Can someone please show me step by step how to normalize e^-5x in the interval (0, infinity)?

I have read a lot of different books etc but need it explained to me in plain English or showed to me step by step because I am just not getting it.

Thank you

I assume you mean make the area under the curve 1.0 in the interval.

Area=Constant*INT e^-5x dx from 0 to infinity
1.0=constant* (-1/6 e^-6x ) over the limits

1.0= constant*1/6(e^0 -e^-inf)

6= constant.
check my work, My mind today is wavering, allergy meds today.

Hi Bob,

Thank you for responding so quickly. And sorry to hear about your allergies. They are not fun! The exact question was : normalize the following functions in the interval 0 to infinity: a) e^-5x. The answer my instructor has is 10^1/2 e ^-5x as the answer but I don't know how he got to that answer. Any ideas?

Certainly! Normalizing a function involves finding a constant value such that the integral of the squared function over the given interval is equal to 1. To normalize the function e^(-5x) in the interval (0, infinity), we need to find the normalization constant.
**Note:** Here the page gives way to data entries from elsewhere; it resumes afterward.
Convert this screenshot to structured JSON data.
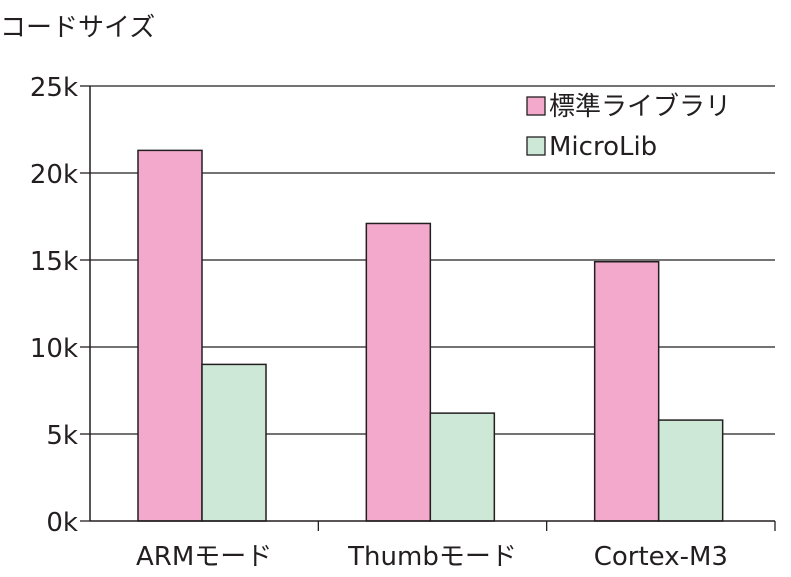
{
  "chart_data": {
    "type": "bar",
    "ylabel": "コードサイズ",
    "categories": [
      "ARMモード",
      "Thumbモード",
      "Cortex-M3"
    ],
    "series": [
      {
        "name": "標準ライブラリ",
        "values": [
          21300,
          17100,
          14900
        ],
        "color": "#f3a9cb"
      },
      {
        "name": "MicroLib",
        "values": [
          9000,
          6200,
          5800
        ],
        "color": "#cde8d6"
      }
    ],
    "ylim": [
      0,
      25000
    ],
    "yticks": [
      0,
      5000,
      10000,
      15000,
      20000,
      25000
    ],
    "ytick_labels": [
      "0k",
      "5k",
      "10k",
      "15k",
      "20k",
      "25k"
    ],
    "grid": true,
    "legend": "top-right"
  }
}
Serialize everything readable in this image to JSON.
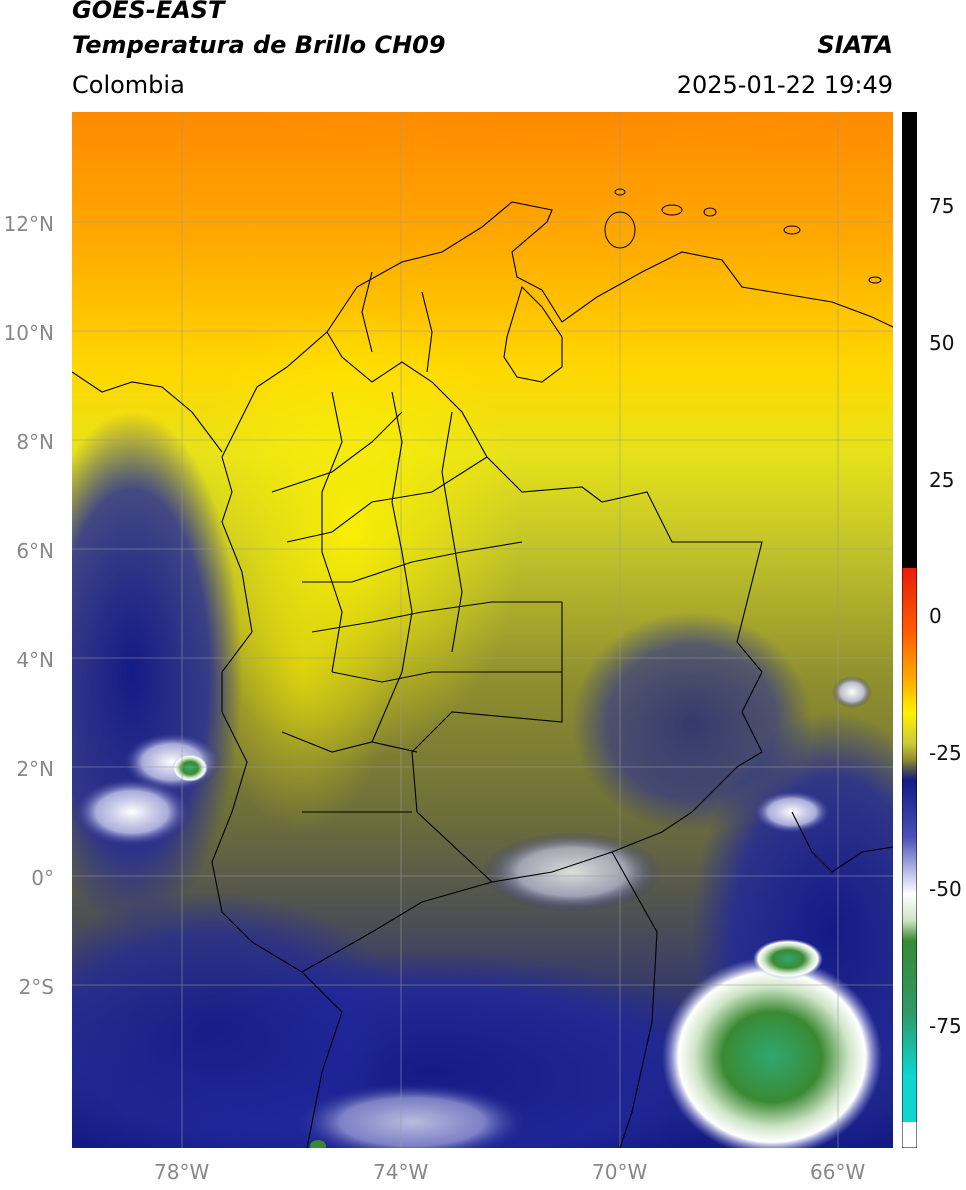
{
  "header": {
    "satellite": "GOES-EAST",
    "product": "Temperatura de Brillo CH09",
    "agency": "SIATA",
    "region": "Colombia",
    "timestamp": "2025-01-22 19:49"
  },
  "map": {
    "lat_labels": [
      "12°N",
      "10°N",
      "8°N",
      "6°N",
      "4°N",
      "2°N",
      "0°",
      "2°S"
    ],
    "lon_labels": [
      "78°W",
      "74°W",
      "70°W",
      "66°W"
    ],
    "lon_range": [
      -80,
      -65
    ],
    "lat_range": [
      -5,
      14
    ]
  },
  "colorbar": {
    "ticks": [
      "75",
      "50",
      "25",
      "0",
      "-25",
      "-50",
      "-75"
    ],
    "colors": {
      "black": "#000000",
      "red": "#e81c0c",
      "orange": "#ff8a00",
      "yellow": "#fff200",
      "olive": "#8f8f2e",
      "gray": "#4d4f55",
      "navy": "#141a86",
      "white": "#ffffff",
      "green": "#3a8a34",
      "teal": "#0fd6cf"
    }
  }
}
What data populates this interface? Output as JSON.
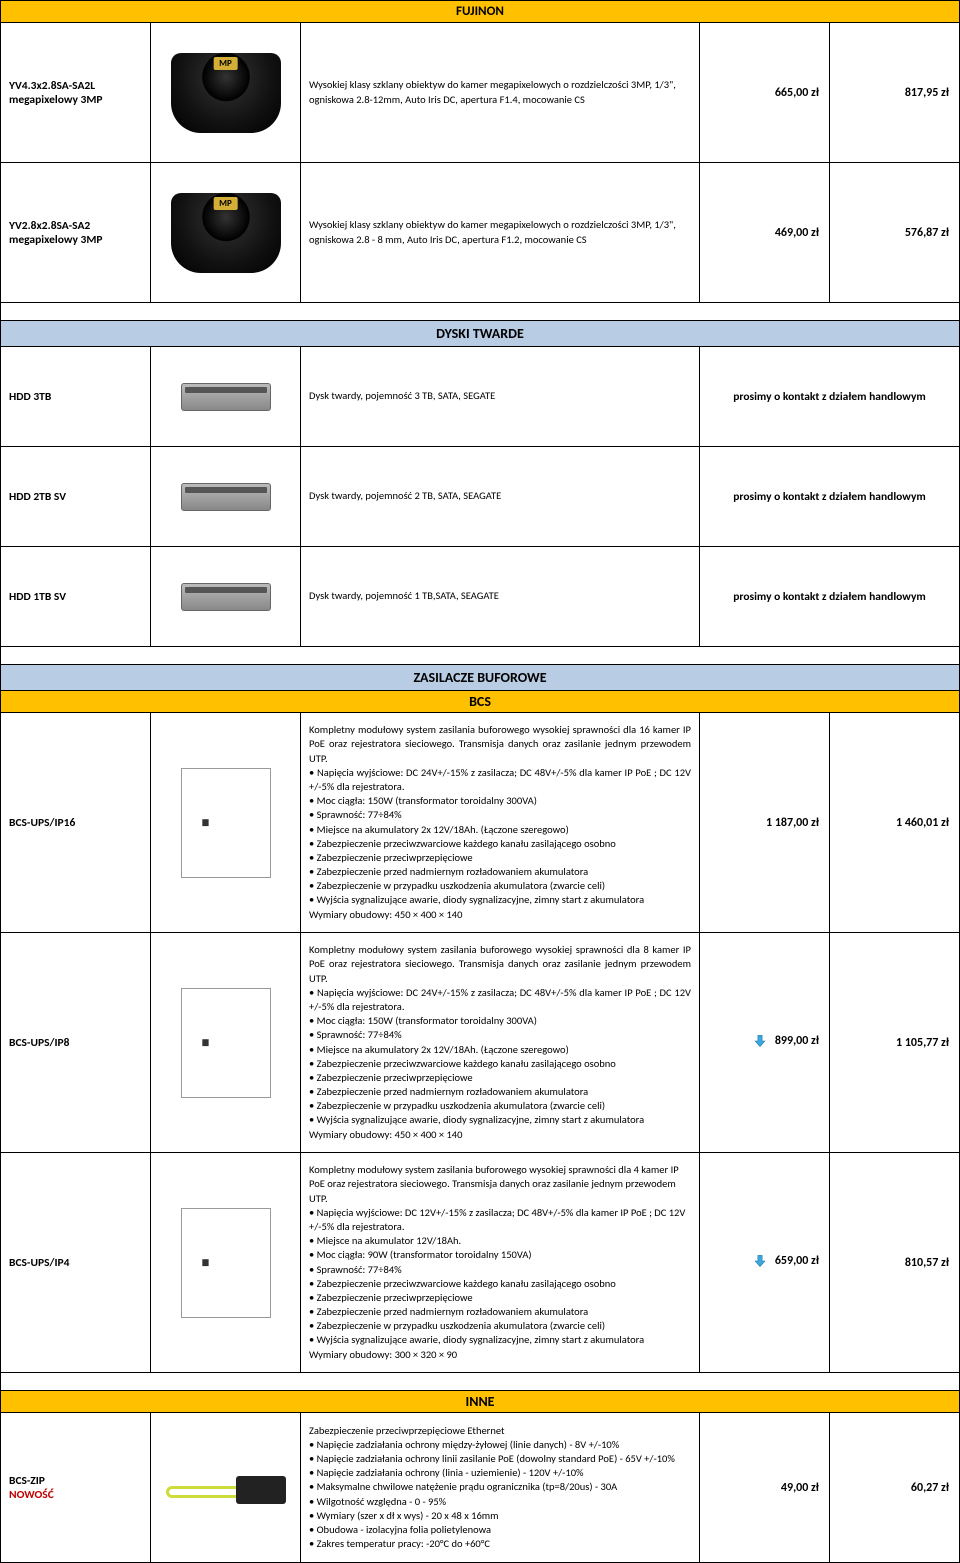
{
  "sections": {
    "fujinon": "FUJINON",
    "dyski": "DYSKI TWARDE",
    "zasilacze": "ZASILACZE BUFOROWE",
    "bcs": "BCS",
    "inne": "INNE"
  },
  "contact_text": "prosimy o kontakt z działem handlowym",
  "nowosc": "NOWOŚĆ",
  "fujinon_rows": [
    {
      "code": "YV4.3x2.8SA-SA2L megapixelowy 3MP",
      "desc": "Wysokiej klasy szklany obiektyw do kamer megapixelowych o rozdzielczości 3MP, 1/3\", ogniskowa 2.8-12mm, Auto Iris DC, apertura F1.4, mocowanie CS",
      "p1": "665,00 zł",
      "p2": "817,95 zł"
    },
    {
      "code": "YV2.8x2.8SA-SA2 megapixelowy 3MP",
      "desc": "Wysokiej klasy szklany obiektyw do kamer megapixelowych o rozdzielczości 3MP, 1/3\", ogniskowa 2.8 - 8 mm, Auto Iris DC, apertura F1.2, mocowanie CS",
      "p1": "469,00 zł",
      "p2": "576,87 zł"
    }
  ],
  "hdd_rows": [
    {
      "code": "HDD 3TB",
      "desc": "Dysk twardy, pojemność  3 TB, SATA, SEGATE"
    },
    {
      "code": "HDD 2TB SV",
      "desc": "Dysk twardy, pojemność  2 TB, SATA, SEAGATE"
    },
    {
      "code": "HDD 1TB SV",
      "desc": "Dysk twardy, pojemność  1 TB,SATA, SEAGATE"
    }
  ],
  "ups_rows": [
    {
      "code": "BCS-UPS/IP16",
      "desc": "Kompletny modułowy system zasilania buforowego wysokiej sprawności dla 16 kamer IP PoE oraz rejestratora sieciowego. Transmisja danych oraz zasilanie jednym przewodem UTP.\n• Napięcia wyjściowe: DC 24V+/-15% z zasilacza; DC  48V+/-5%  dla kamer IP PoE ; DC 12V +/-5%  dla rejestratora.\n• Moc ciągła: 150W (transformator toroidalny 300VA)\n• Sprawność: 77÷84%\n• Miejsce na akumulatory  2x 12V/18Ah. (Łączone szeregowo)\n• Zabezpieczenie przeciwzwarciowe każdego kanału zasilającego osobno\n• Zabezpieczenie przeciwprzepięciowe\n• Zabezpieczenie przed nadmiernym rozładowaniem akumulatora\n• Zabezpieczenie w przypadku uszkodzenia akumulatora (zwarcie celi)\n• Wyjścia sygnalizujące awarie, diody sygnalizacyjne, zimny start z akumulatora\nWymiary obudowy: 450 × 400 × 140",
      "p1": "1 187,00 zł",
      "p2": "1 460,01 zł",
      "arrow": false
    },
    {
      "code": "BCS-UPS/IP8",
      "desc": "Kompletny modułowy system zasilania buforowego wysokiej sprawności dla 8 kamer IP PoE oraz rejestratora sieciowego. Transmisja danych oraz zasilanie jednym przewodem UTP.\n• Napięcia wyjściowe: DC 24V+/-15% z zasilacza; DC  48V+/-5%  dla kamer IP PoE ; DC 12V +/-5%  dla rejestratora.\n• Moc ciągła: 150W  (transformator toroidalny 300VA)\n• Sprawność: 77÷84%\n• Miejsce na akumulatory  2x 12V/18Ah. (Łączone szeregowo)\n• Zabezpieczenie przeciwzwarciowe każdego kanału zasilającego osobno\n• Zabezpieczenie przeciwprzepięciowe\n• Zabezpieczenie przed nadmiernym rozładowaniem akumulatora\n• Zabezpieczenie w przypadku uszkodzenia akumulatora (zwarcie celi)\n• Wyjścia sygnalizujące awarie, diody sygnalizacyjne, zimny start z akumulatora\nWymiary obudowy: 450 × 400 × 140",
      "p1": "899,00 zł",
      "p2": "1 105,77 zł",
      "arrow": true
    },
    {
      "code": "BCS-UPS/IP4",
      "desc": "Kompletny modułowy system zasilania buforowego wysokiej sprawności dla 4 kamer IP PoE oraz rejestratora sieciowego. Transmisja danych oraz zasilanie jednym przewodem UTP.\n• Napięcia wyjściowe: DC 12V+/-15% z zasilacza; DC  48V+/-5% dla kamer IP PoE ; DC 12V +/-5%  dla rejestratora.\n• Miejsce na  akumulator  12V/18Ah.\n• Moc ciągła: 90W (transformator toroidalny 150VA)\n• Sprawność: 77÷84%\n• Zabezpieczenie przeciwzwarciowe każdego kanału zasilającego osobno\n• Zabezpieczenie przeciwprzepięciowe\n• Zabezpieczenie przed nadmiernym rozładowaniem akumulatora\n• Zabezpieczenie w przypadku uszkodzenia akumulatora (zwarcie celi)\n• Wyjścia sygnalizujące awarie, diody sygnalizacyjne, zimny start z akumulatora\nWymiary obudowy: 300 × 320 × 90",
      "p1": "659,00 zł",
      "p2": "810,57 zł",
      "arrow": true
    }
  ],
  "inne_rows": [
    {
      "code": "BCS-ZIP",
      "nowosc": true,
      "desc": "Zabezpieczenie przeciwprzepięciowe Ethernet\n• Napięcie zadziałania ochrony między-żyłowej  (linie danych) - 8V +/-10%\n• Napięcie zadziałania ochrony linii zasilanie PoE (dowolny standard PoE) - 65V +/-10%\n• Napięcie zadziałania ochrony (linia - uziemienie) - 120V +/-10%\n• Maksymalne chwilowe natężenie prądu ogranicznika (tp=8/20us) - 30A\n• Wilgotność względna - 0 - 95%\n• Wymiary (szer x dł x wys) - 20 x 48 x 16mm\n• Obudowa - izolacyjna folia polietylenowa\n• Zakres temperatur pracy: -20°C do +60°C",
      "p1": "49,00 zł",
      "p2": "60,27 zł"
    }
  ],
  "colors": {
    "orange": "#ffc000",
    "blue": "#b8cce4",
    "red": "#c00000",
    "arrow": "#3ba9e0"
  }
}
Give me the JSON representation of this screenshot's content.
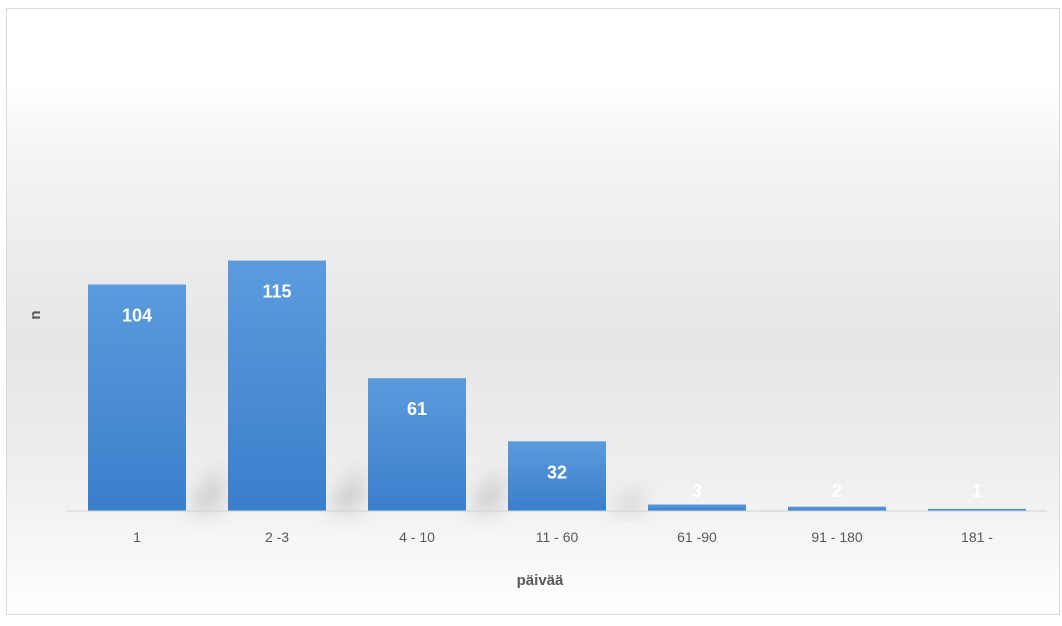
{
  "chart_data": {
    "type": "bar",
    "title": "",
    "xlabel": "päivää",
    "ylabel": "n",
    "categories": [
      "1",
      "2 -3",
      "4 - 10",
      "11 - 60",
      "61 -90",
      "91 - 180",
      "181 -"
    ],
    "values": [
      104,
      115,
      61,
      32,
      3,
      2,
      1
    ],
    "ylim": [
      0,
      180
    ],
    "grid": false,
    "legend": "none",
    "bar_color": "#4a8fd6",
    "label_color": "#ffffff"
  }
}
Here's a step-by-step explanation of how to compute the normalization constant:

Step 1: Set up the integral
The normalization constant can be found by evaluating the integral of the squared function over the interval (0, infinity). So, we need to find the value of A that satisfies the equation:

∫[0, infinity] (A * e^(-5x))^2 dx = 1

Step 2: Square the function
In order to compute the integral, we need to square the function A * e^(-5x):

(A * e^(-5x))^2 = A^2 * e^(-10x)

Step 3: Evaluate the integral
The integral of the squared function can now be evaluated:

∫[0, infinity] (A^2 * e^(-10x)) dx = 1

To compute this integral, we can use integration by parts or change of variables. In this case, let's use a change of variables:

Let u = -10x
So, du = -10 dx

The bounds of integration also change when we substitute u:

When x = 0, u = -10(0) = 0
As x approaches infinity, u approaches -∞

∫[0, infinity] (A^2 * e^(-10x)) dx = ∫[-∞, 0] (A^2 * e^u) (-1/10) du
= -(1/10) * A^2 * ∫[-∞, 0] e^u du

Step 4: Evaluate the integral (continued)
The integral of e^u is straightforward:

∫ e^u du = e^u

Substituting the bounds of integration:

-(1/10) * A^2 * ∫[-∞, 0] e^u du = -(1/10) * A^2 * [e^u] from -∞ to 0
= -(1/10) * A^2 * [e^0 - e^(-∞)]
= -(1/10) * A^2 * (1 - 0)
= -(1/10) * A^2

The integral result is -(1/10) * A^2.

Step 5: Set up the equation
Now we set the integral equal to 1 and solve for A:

-(1/10) * A^2 = 1

Multiplying both sides by -10:

A^2 = -10

Step 6: Solve for A
To find A, take the square root of both sides:

A = √(-10)

However, we are looking for a positive value for A since it represents an amplitude. Hence:

A = √(10)

So, the normalization constant for the function e^(-5x) on the interval (0, infinity) is √(10).

I hope this explanation helps! Let me know if you have any further questions.